Самый заметный след, оставленный Беляевым-Щербинским в литературе – большой роман «Постскриптум». На знаю, какова судьба рукописи другого рода, об императрице Александре Федоровне, с которой Беляеву приходилось чуть ли не каждый день встречаться в царскосельском лазарете во время войны, и о ее окружении: опыт медицинского, даже психиатрического подхода к истории на том историческом «отрезке», где только при медицинском истолковании многое и становится понятным. Помнится, любопытнейший очерк этот должен был выйти в английском переводе, но, насколько мне известно, до сих пор не вышел.
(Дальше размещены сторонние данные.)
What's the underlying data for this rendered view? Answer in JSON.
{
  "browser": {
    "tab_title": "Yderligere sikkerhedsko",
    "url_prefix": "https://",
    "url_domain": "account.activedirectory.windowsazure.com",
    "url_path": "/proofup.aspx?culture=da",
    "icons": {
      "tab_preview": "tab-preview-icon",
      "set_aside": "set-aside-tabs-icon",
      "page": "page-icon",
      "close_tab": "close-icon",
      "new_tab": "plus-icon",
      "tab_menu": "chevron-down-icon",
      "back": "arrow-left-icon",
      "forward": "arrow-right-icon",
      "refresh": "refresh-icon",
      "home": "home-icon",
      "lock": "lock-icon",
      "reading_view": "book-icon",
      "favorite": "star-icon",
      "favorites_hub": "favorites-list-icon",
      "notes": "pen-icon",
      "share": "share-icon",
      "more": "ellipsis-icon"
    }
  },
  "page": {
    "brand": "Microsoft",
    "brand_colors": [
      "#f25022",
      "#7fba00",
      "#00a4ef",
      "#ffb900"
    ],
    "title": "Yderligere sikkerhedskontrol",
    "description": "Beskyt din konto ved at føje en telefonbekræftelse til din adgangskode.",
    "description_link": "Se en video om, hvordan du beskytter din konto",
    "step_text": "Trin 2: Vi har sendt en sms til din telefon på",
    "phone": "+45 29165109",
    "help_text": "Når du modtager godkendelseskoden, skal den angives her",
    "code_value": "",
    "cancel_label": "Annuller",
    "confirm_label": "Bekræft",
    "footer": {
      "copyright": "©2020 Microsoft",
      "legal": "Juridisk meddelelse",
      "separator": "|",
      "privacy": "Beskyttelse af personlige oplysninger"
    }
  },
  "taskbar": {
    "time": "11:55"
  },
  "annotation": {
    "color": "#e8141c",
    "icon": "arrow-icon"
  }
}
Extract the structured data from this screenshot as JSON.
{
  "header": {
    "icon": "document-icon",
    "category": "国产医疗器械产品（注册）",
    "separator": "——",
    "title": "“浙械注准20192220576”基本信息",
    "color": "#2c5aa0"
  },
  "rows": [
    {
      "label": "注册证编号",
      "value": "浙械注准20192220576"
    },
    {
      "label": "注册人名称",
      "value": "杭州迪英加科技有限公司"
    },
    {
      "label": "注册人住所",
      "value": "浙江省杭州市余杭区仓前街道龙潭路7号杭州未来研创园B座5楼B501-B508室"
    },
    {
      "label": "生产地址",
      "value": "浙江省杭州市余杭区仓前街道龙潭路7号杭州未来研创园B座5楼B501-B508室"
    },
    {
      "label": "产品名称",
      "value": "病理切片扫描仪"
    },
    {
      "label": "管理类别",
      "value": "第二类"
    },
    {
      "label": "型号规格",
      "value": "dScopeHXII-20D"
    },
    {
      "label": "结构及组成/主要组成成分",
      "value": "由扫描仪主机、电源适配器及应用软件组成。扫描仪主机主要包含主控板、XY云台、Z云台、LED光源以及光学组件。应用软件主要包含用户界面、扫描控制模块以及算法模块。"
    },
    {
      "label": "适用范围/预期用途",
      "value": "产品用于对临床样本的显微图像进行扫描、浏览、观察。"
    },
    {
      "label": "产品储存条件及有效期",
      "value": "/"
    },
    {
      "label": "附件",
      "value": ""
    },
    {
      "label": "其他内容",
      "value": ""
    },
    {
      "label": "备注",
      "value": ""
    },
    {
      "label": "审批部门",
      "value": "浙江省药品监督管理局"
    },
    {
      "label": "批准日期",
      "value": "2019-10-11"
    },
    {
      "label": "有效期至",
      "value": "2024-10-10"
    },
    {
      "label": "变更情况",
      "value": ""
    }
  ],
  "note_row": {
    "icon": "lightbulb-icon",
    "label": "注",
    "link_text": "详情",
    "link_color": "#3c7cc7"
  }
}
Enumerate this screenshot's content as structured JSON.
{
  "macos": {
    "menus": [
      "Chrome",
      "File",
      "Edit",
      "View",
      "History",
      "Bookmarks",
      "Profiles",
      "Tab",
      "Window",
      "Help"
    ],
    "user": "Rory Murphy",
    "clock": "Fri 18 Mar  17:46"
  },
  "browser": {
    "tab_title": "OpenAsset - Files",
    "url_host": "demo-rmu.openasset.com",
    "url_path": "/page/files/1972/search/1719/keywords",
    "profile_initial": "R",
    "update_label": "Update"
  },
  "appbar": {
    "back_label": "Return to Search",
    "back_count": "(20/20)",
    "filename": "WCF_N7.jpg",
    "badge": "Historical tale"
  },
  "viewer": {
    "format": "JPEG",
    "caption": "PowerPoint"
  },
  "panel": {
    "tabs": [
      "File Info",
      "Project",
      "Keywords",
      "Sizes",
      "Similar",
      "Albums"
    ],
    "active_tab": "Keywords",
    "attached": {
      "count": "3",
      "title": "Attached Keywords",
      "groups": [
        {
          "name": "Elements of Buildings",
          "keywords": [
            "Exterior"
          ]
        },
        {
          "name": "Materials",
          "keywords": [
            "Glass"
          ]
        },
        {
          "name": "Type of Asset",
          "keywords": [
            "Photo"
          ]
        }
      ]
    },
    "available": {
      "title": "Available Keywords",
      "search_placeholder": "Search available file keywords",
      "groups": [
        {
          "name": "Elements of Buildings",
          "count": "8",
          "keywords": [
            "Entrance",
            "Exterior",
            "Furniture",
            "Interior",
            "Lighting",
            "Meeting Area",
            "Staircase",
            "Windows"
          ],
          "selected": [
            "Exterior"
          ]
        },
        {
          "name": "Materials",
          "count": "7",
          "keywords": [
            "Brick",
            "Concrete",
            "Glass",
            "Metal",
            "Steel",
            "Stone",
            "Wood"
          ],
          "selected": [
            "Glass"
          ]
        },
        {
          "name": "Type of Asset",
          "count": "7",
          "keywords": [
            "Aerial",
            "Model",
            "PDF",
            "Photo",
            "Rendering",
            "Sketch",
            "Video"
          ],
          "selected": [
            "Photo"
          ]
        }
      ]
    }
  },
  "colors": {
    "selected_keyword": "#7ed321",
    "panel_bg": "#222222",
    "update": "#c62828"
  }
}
В «Постскриптуме» автор – пожалуй, с чрезмерной к себе строгостью – говорит:
«Я никакой не писатель, я только рассказчик некоего “жизненного случая”. Посему и никакая критика в обычном смысле ко мне не применима. Как можно критиковать или придираться к рассказу о том, что человек видел, знает? Если тебе не интересно, захлопни книгу, скажи: «мне скучно слушать, скучно читать», и вопрос исчерпан. Я на это отвечу: другой кто-нибудь прочтет, кого заинтересует. Что касается писателей, пользуюсь случаем высказать свое о них суждение. Я их делю на людей, которым есть о чем поговорить (таких большинство), которым есть что интересного рассказать, и, наконец, таких, которым есть что сказать. Этих единицы. Повторяю: я не писатель, но и мне есть что сказать, – только благодаря тому, что передо мною, врачом, люди не скрывали правды, мне же их слова удалось запомнить».